Esther has returned to her native Switzerland, but Marianne and I continue to get together frequently. Lately, I've switched from getting a weekly full body massage to getting one that concentrates on my legs and feet, of particular concern in light of my Parkinson's. But we get together for other reasons, too. For instance, she was my companion on a recent all-day tour bus expedition to the Barnes Museum in Philadelphia. Click here for my report on the trip.

My coming out as a gay man had an excellent "side effect": making it easier for me to develop close friendships with women. That certainly has been the case with Marianne.

My Small Army of Caregiving Friends
For an 87-year-old man who's had Parkinson's for at least ten years, I'm doing pretty well. For that, I can thank the following people who are both good friends and talented caregivers.

Joey


 

Here is my driver, shopper, gardener, and all-around handyman. I've known Joey for about 15 years. He was hired as a caregiver/helper by my neighbor Barbara whose husband had Parkinson's. When Barbara's husband died, she kept Joey on to walk her three large dogs and work around the house and garden. But Joey has a good bit of free time. So, with Barbara's permission, I enlist Joey to drive me to doctors' appointments, my weekly Parkinson's support group meetings, lunch dates, etc.  He also takes care of my garden, my backyard pond, and other projects that crop up.

From his years of caregiving Barbara's husband, Joey has lots of practical experience on making life easier for people with Parkinson's. I'm also reassured to know that Joey's wife is a nurse at our neighborhood Sibley Hospital, now part of Johns Hopkins.

Leon




That's Leon Paparella doing what he loves -- leading Parkinson's support groups. Our group meets on Fridays at the local Iona Senior Center.

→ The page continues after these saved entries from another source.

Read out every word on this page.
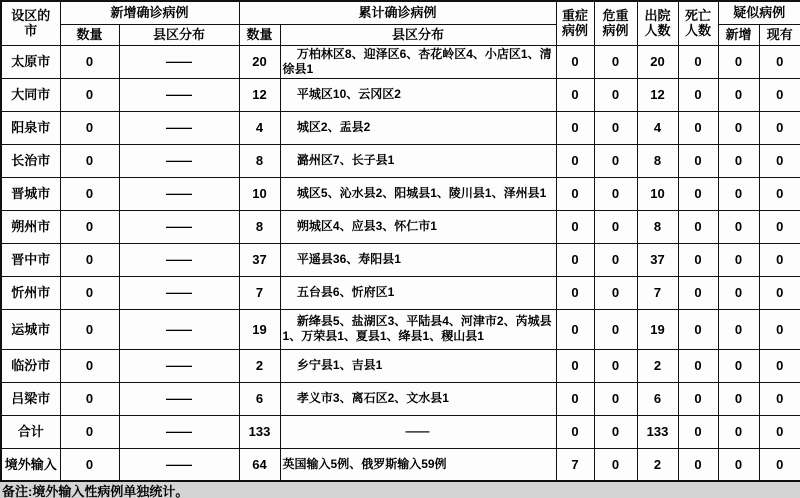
设区的市	新增确诊病例		累计确诊病例		重症病例	危重病例	出院人数	死亡人数	疑似病例	
	数量	县区分布	数量	县区分布					新增	现有
太原市	0	——	20	万柏林区8、迎泽区6、杏花岭区4、小店区1、清徐县1	0	0	20	0	0	0
大同市	0	——	12	平城区10、云冈区2	0	0	12	0	0	0
阳泉市	0	——	4	城区2、盂县2	0	0	4	0	0	0
长治市	0	——	8	潞州区7、长子县1	0	0	8	0	0	0
晋城市	0	——	10	城区5、沁水县2、阳城县1、陵川县1、泽州县1	0	0	10	0	0	0
朔州市	0	——	8	朔城区4、应县3、怀仁市1	0	0	8	0	0	0
晋中市	0	——	37	平遥县36、寿阳县1	0	0	37	0	0	0
忻州市	0	——	7	五台县6、忻府区1	0	0	7	0	0	0
运城市	0	——	19	新绛县5、盐湖区3、平陆县4、河津市2、芮城县1、万荣县1、夏县1、绛县1、稷山县1	0	0	19	0	0	0
临汾市	0	——	2	乡宁县1、吉县1	0	0	2	0	0	0
吕梁市	0	——	6	孝义市3、离石区2、文水县1	0	0	6	0	0	0
合计	0	——	133	——	0	0	133	0	0	0
境外输入	0	——	64	英国输入5例、俄罗斯输入59例	7	0	2	0	0	0
备注:境外输入性病例单独统计。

A highly skilled and experienced group therapist, Leon also has had Parkinson's for nearly 30 years and seems to be in great shape -- physically and mentally. His condition reassures our members, particularly those newly diagnosed.

These meetings have been central to my well-being since November, 2009, although it makes me a bit nervous when I realize I'm now the group's senior member.

Daniel


People often compliment my blog's writing. That credit goes to the man on the right of this photo. That's my pal Daniel, who's been editing my miserable copy almost since the start of this blog. I'm frequently amazed at the transformation that takes place between what leaves my computer and ends up on the blog.

Daniel and I have been best of friends for over two decades now. We've shared season tickets to the Kennedy Center's ballet series for at least 10 years. We have traveled together often and easily, since we both like a lot of independence on the road. The photo above shows us on a boat on the Bosphorus, heading north toward the Black Sea from Istanbul, Turkey.

Daniel is near the top of the list of people I am thankful to have in my life.

David


Last and certainly not least.

When I first met David nearly 30 years ago, he was Executive Assistant to Jim Graham, then the executive director of the Whitman Walker Clinic, the GLBT health clinic that was in the forefront of Washington's efforts to combat AIDS. Then he became Executive Assistant to Paul Wojcik, when Paul was on its way to becoming president of BNA (the employee-owned company where I worked for 40 years). Next, David became Executive Assistant to Michael Kaiser, then president of the Kennedy Center.

Now David has the most important job of all: volunteering as my Executive Assistant. Every Sunday, David shows up at my house and spends about three hours solving whatever problems I might be having. We usually shop at our neighborhood farmers market. But most of the time, David's taking care of anything that needs fixing.

David and I have exchanged emails just about every day for at least 20 years. Nobody could be better prepared to deal with my issues and quirks.

David and I always have lots of laughs, often at ourselves.